Optimal Energy Dispatch Engine for PV-DG-ESS Hybrid Power Plants Considering Battery Degradation and Carbon Emissions

Abstract

Uncertainties in load and solar power forecasting, complex energy storage system (ESS) constraints, and feedback correction pose challenges for very short-term and short-term hybrid power plant scheduling. This paper proposes a two-stage mixed-integer linear programming (MILP)-based energy dispatch engine (EDE). The proposed model ensures optimized scheduling through accurate load and power forecasting, a feedback correction loop, and a set of constraints governing the state of charge (SOC) and state of health (SOH) of the ESS. Such an EDE aims to reduce the plant's operating costs and the usage of diesel generators (DGs), and minimize the cost of carbon emissions.
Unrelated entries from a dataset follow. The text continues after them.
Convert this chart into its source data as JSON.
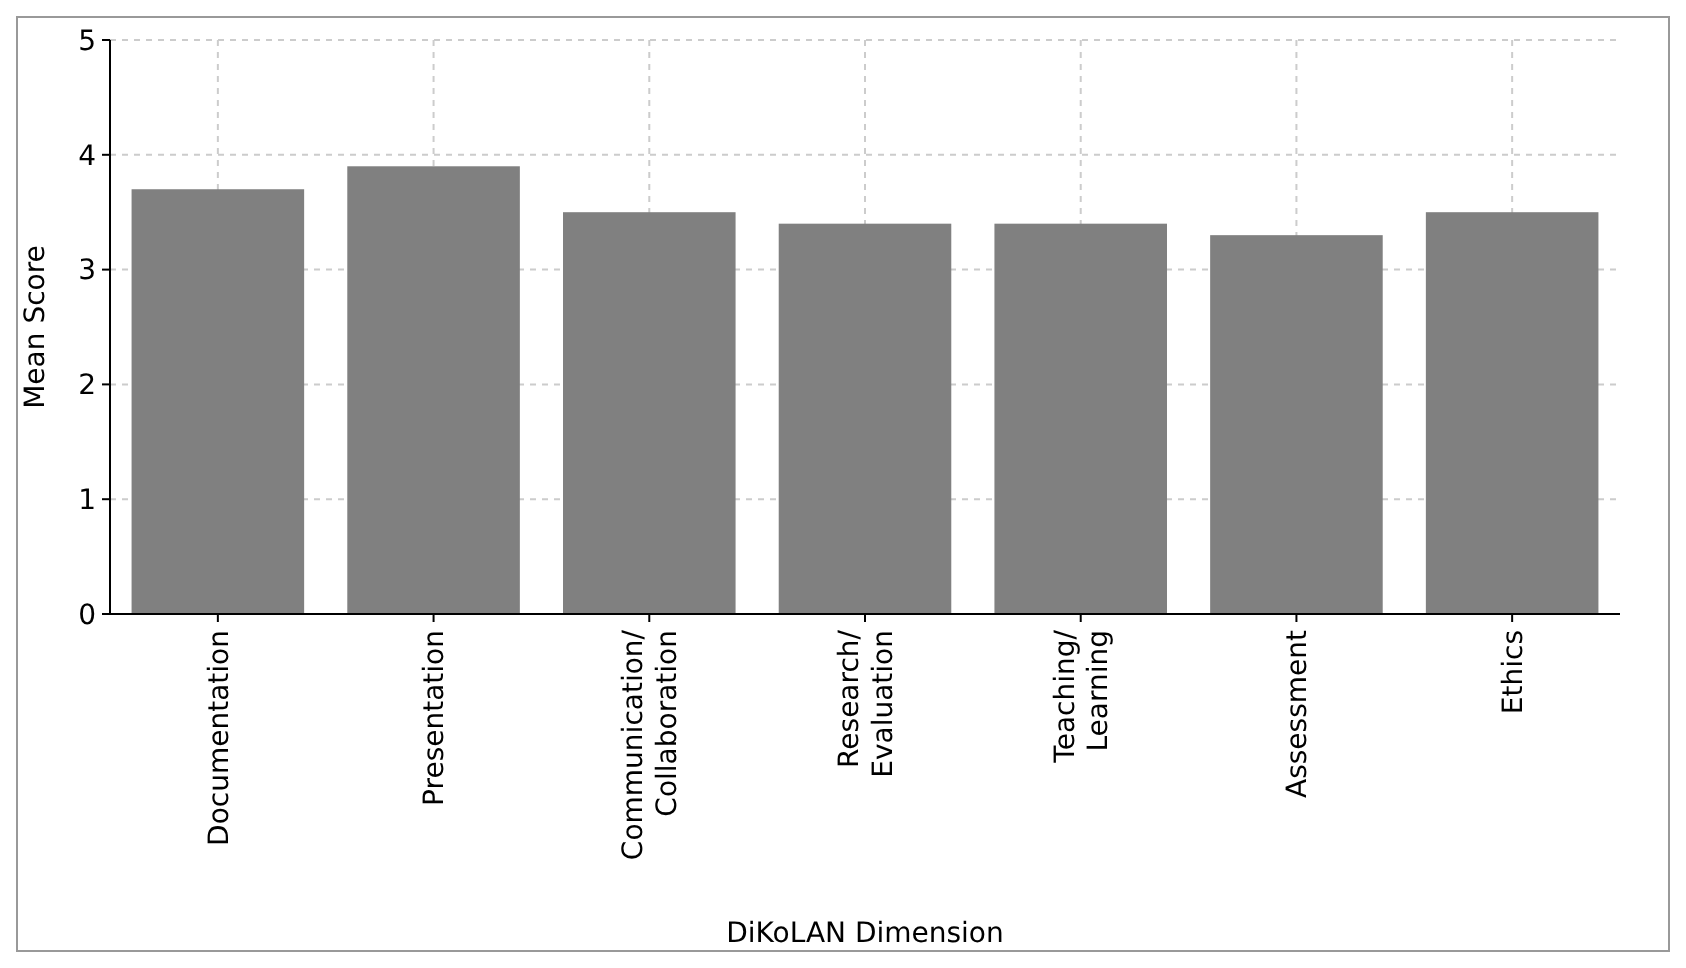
{
  "chart_data": {
    "type": "bar",
    "xlabel": "DiKoLAN Dimension",
    "ylabel": "Mean Score",
    "categories": [
      "Documentation",
      "Presentation",
      "Communication/\nCollaboration",
      "Research/\nEvaluation",
      "Teaching/\nLearning",
      "Assessment",
      "Ethics"
    ],
    "values": [
      3.7,
      3.9,
      3.5,
      3.4,
      3.4,
      3.3,
      3.5
    ],
    "color": "#808080",
    "ylim": [
      0,
      5
    ],
    "yticks": [
      0,
      1,
      2,
      3,
      4,
      5
    ],
    "grid": true
  }
}
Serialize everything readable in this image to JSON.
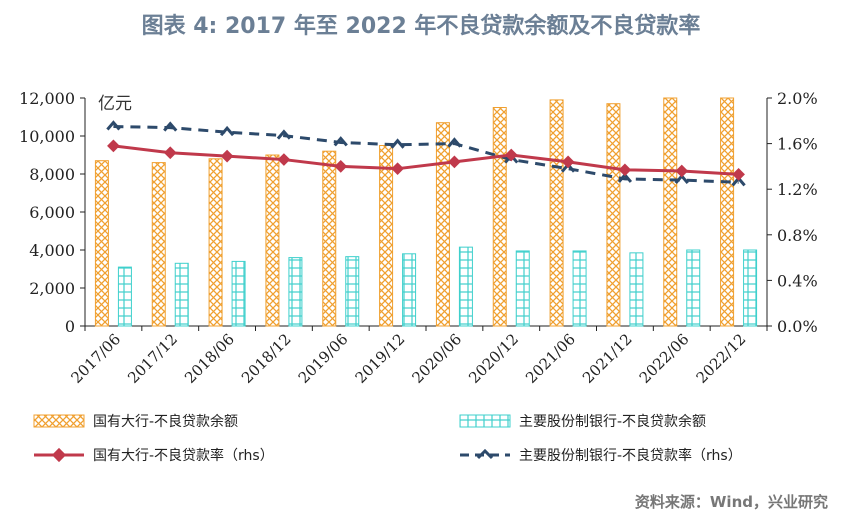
{
  "title": "图表 4:   2017 年至 2022 年不良贷款余额及不良贷款率",
  "source": "资料来源：Wind，兴业研究",
  "colors": {
    "title": "#6b7f95",
    "source": "#777777",
    "bar_big": "#f0a030",
    "bar_joint": "#3fd0cc",
    "line_big": "#c0394b",
    "line_joint": "#2d4a6b"
  },
  "chart_data": {
    "type": "bar",
    "categories": [
      "2017/06",
      "2017/12",
      "2018/06",
      "2018/12",
      "2019/06",
      "2019/12",
      "2020/06",
      "2020/12",
      "2021/06",
      "2021/12",
      "2022/06",
      "2022/12"
    ],
    "ylabel": "亿元",
    "ylim": [
      0,
      12000
    ],
    "yticks": [
      "0",
      "2,000",
      "4,000",
      "6,000",
      "8,000",
      "10,000",
      "12,000"
    ],
    "y2lim": [
      0,
      2.0
    ],
    "y2ticks": [
      "0.0%",
      "0.4%",
      "0.8%",
      "1.2%",
      "1.6%",
      "2.0%"
    ],
    "grid": false,
    "legend_position": "bottom",
    "series": [
      {
        "name": "国有大行-不良贷款余额",
        "kind": "bar",
        "axis": "left",
        "values": [
          8700,
          8600,
          8800,
          9000,
          9200,
          9500,
          10700,
          11500,
          11900,
          11700,
          12000,
          12000
        ]
      },
      {
        "name": "主要股份制银行-不良贷款余额",
        "kind": "bar",
        "axis": "left",
        "values": [
          3100,
          3300,
          3400,
          3600,
          3650,
          3800,
          4150,
          3950,
          3950,
          3850,
          4000,
          4000
        ]
      },
      {
        "name": "国有大行-不良贷款率（rhs）",
        "kind": "line",
        "axis": "right",
        "values": [
          1.58,
          1.52,
          1.49,
          1.46,
          1.4,
          1.38,
          1.44,
          1.5,
          1.44,
          1.37,
          1.36,
          1.33
        ]
      },
      {
        "name": "主要股份制银行-不良贷款率（rhs）",
        "kind": "dashed-line",
        "axis": "right",
        "values": [
          1.75,
          1.74,
          1.7,
          1.67,
          1.61,
          1.59,
          1.6,
          1.46,
          1.38,
          1.29,
          1.28,
          1.26
        ]
      }
    ]
  }
}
To test the performance of the developed model, real-time load and photovoltaic (PV) data were used in conjunction with a PV-DG-ESS hybrid plant. The system was evaluated against a heuristic control model and a multistage stochastic control model, with the daily overall electricity and carbon emission costs as evaluation metrics. The test results revealed a 9.2% and 3.5% decrease in daily costs compared to the heuristic and stochastic methods, respectively, and a 29.4% decrease in carbon emission costs.